Measuring Blackbody Noise in Silica Optical Fibres for Quantum and Classical Communication

TL;DR

This paper quantifies blackbody radiation noise in silica optical fibres at near-room temperature, revealing a fundamental noise floor impacting quantum and classical communication fidelity.

Contribution

It provides the first detailed measurement of blackbody noise in silica fibres near room temperature, highlighting its impact on quantum and classical communication.

Findings

Measured approximately 0.1 photons/s/THz blackbody noise at 40°C

Validated blackbody spectrum with a coarse spectral measurement

Identified an anomaly around 1430nm likely due to -OH impurities

Abstract

Deployment of practical quantum networks, which operate at or near single photon levels, requires carefully quantifying noise processes. We investigate noise due to blackbody radiation emitted into the guided mode of silica single mode optical fibres near room temperature, which to date is under-explored in the literature.

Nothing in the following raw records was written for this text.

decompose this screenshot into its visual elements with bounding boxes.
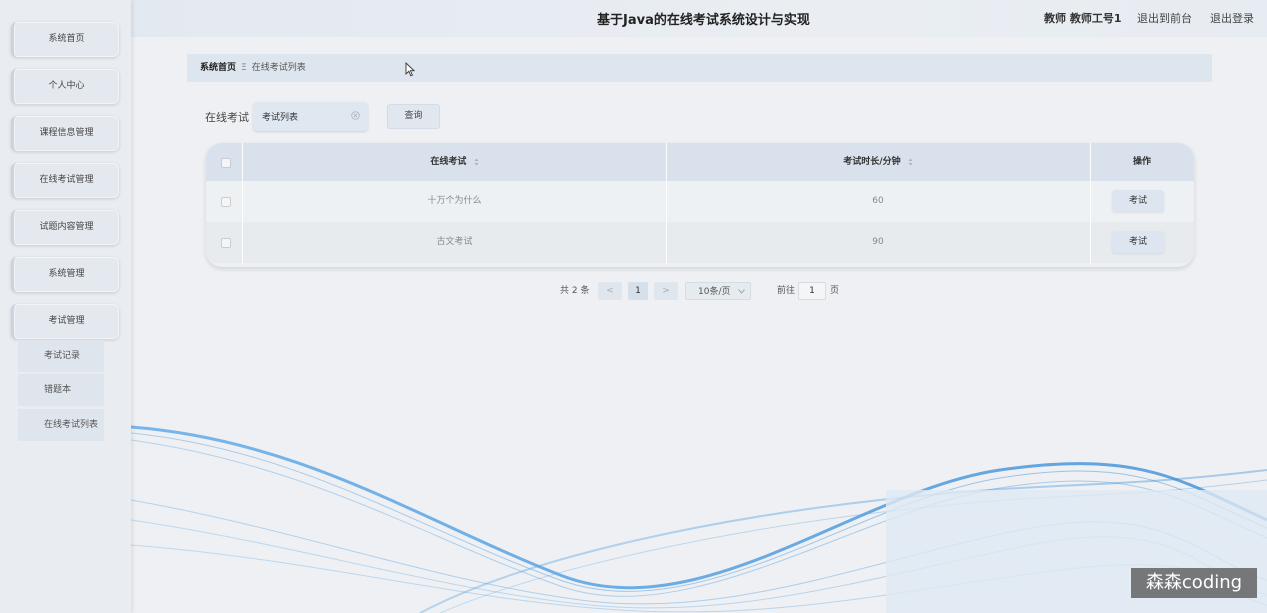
page-size-select[interactable]: 10条/页 — [685, 282, 751, 300]
column-divider — [666, 143, 667, 264]
row-checkbox[interactable] — [221, 238, 231, 248]
chevron-down-icon — [738, 289, 745, 294]
page-number-button[interactable]: 1 — [628, 282, 648, 300]
pagination-total: 共 2 条 — [560, 286, 590, 296]
exam-name-cell: 古文考试 — [436, 237, 473, 247]
table-row: 十万个为什么 60 考试 — [206, 181, 1194, 222]
sidebar: 系统首页 个人中心 课程信息管理 在线考试管理 试题内容管理 系统管理 考试管理… — [0, 0, 131, 613]
search-field-wrapper — [253, 102, 368, 131]
breadcrumb-current: 在线考试列表 — [251, 63, 306, 73]
clear-icon[interactable] — [351, 111, 360, 120]
sidebar-item-home[interactable]: 系统首页 — [11, 22, 119, 57]
sidebar-subitem-online-exam-list[interactable]: 在线考试列表 — [18, 409, 104, 441]
app-title: 基于Java的在线考试系统设计与实现 — [597, 13, 810, 28]
sidebar-item-course-management[interactable]: 课程信息管理 — [11, 116, 119, 151]
column-header-exam[interactable]: 在线考试 — [243, 143, 666, 181]
top-header: 基于Java的在线考试系统设计与实现 教师 教师工号1 退出到前台 退出登录 — [131, 0, 1267, 37]
exam-duration-cell: 60 — [872, 196, 884, 206]
row-checkbox[interactable] — [221, 197, 231, 207]
goto-label: 前往 — [777, 286, 796, 296]
breadcrumb: 系统首页 Ξ 在线考试列表 — [187, 54, 1212, 82]
column-divider — [242, 143, 243, 264]
sort-icon[interactable] — [474, 158, 479, 166]
column-header-exam-label: 在线考试 — [430, 157, 467, 167]
goto-page-input[interactable] — [798, 282, 826, 300]
watermark-label: 森森coding — [1131, 568, 1257, 598]
goto-page-suffix: 页 — [830, 286, 840, 296]
prev-page-button[interactable]: < — [598, 282, 622, 300]
column-divider — [1090, 143, 1091, 264]
exam-table: 在线考试 考试时长/分钟 操作 十万个为什么 60 考试 古文考试 90 考试 — [206, 143, 1194, 267]
sidebar-item-exam-management[interactable]: 考试管理 — [11, 304, 119, 339]
table-row: 古文考试 90 考试 — [206, 222, 1194, 263]
search-input[interactable] — [262, 102, 342, 131]
column-header-action: 操作 — [1132, 157, 1151, 167]
next-page-button[interactable]: > — [654, 282, 678, 300]
page-size-value: 10条/页 — [698, 287, 731, 297]
sidebar-item-system-management[interactable]: 系统管理 — [11, 257, 119, 292]
sidebar-subitem-wrong-questions[interactable]: 错题本 — [18, 374, 104, 406]
sidebar-subitem-exam-records[interactable]: 考试记录 — [18, 340, 104, 372]
back-to-front-link[interactable]: 退出到前台 — [1137, 10, 1192, 26]
sidebar-item-personal-center[interactable]: 个人中心 — [11, 69, 119, 104]
select-all-checkbox[interactable] — [221, 158, 231, 168]
background-wave-decoration — [130, 425, 1267, 613]
mouse-cursor-icon — [405, 62, 415, 77]
take-exam-button[interactable]: 考试 — [1112, 190, 1164, 212]
table-header: 在线考试 考试时长/分钟 操作 — [206, 143, 1194, 181]
column-header-duration-label: 考试时长/分钟 — [843, 157, 901, 167]
column-header-duration[interactable]: 考试时长/分钟 — [666, 143, 1090, 181]
sidebar-item-question-management[interactable]: 试题内容管理 — [11, 210, 119, 245]
take-exam-button[interactable]: 考试 — [1112, 231, 1164, 253]
current-user-label: 教师 教师工号1 — [1044, 12, 1122, 25]
sort-icon[interactable] — [908, 158, 913, 166]
exam-name-cell: 十万个为什么 — [427, 196, 482, 206]
search-label: 在线考试 — [205, 111, 249, 124]
breadcrumb-home-link[interactable]: 系统首页 — [200, 63, 236, 73]
query-button[interactable]: 查询 — [387, 104, 440, 129]
exam-duration-cell: 90 — [872, 237, 884, 247]
logout-link[interactable]: 退出登录 — [1210, 10, 1254, 26]
sidebar-item-online-exam-management[interactable]: 在线考试管理 — [11, 163, 119, 198]
breadcrumb-separator: Ξ — [241, 63, 247, 73]
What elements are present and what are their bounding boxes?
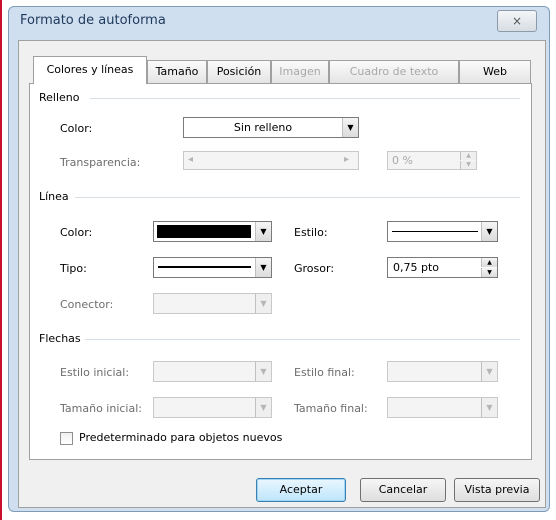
tab-label: Colores y líneas	[46, 63, 134, 76]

We utilise a single photon avalanche detector and lock in detection to measure $\approx$0.1 photons/s/THz ($\approx$-170dBm/THz) at 40{\deg}C near the optically thick limit of 20km in silica fibre. We also measure a coarse spectrum to validate the blackbody behaviour, and observe a prominent anomaly around the 1430nm CWDM channel, likely due to -OH impurities. Though the magnitude of this noise is small, it is additive noise which imposes a fundamental limit in raw fidelity in quantum communication, and a fundamental noise floor in classical communication over optical fibres.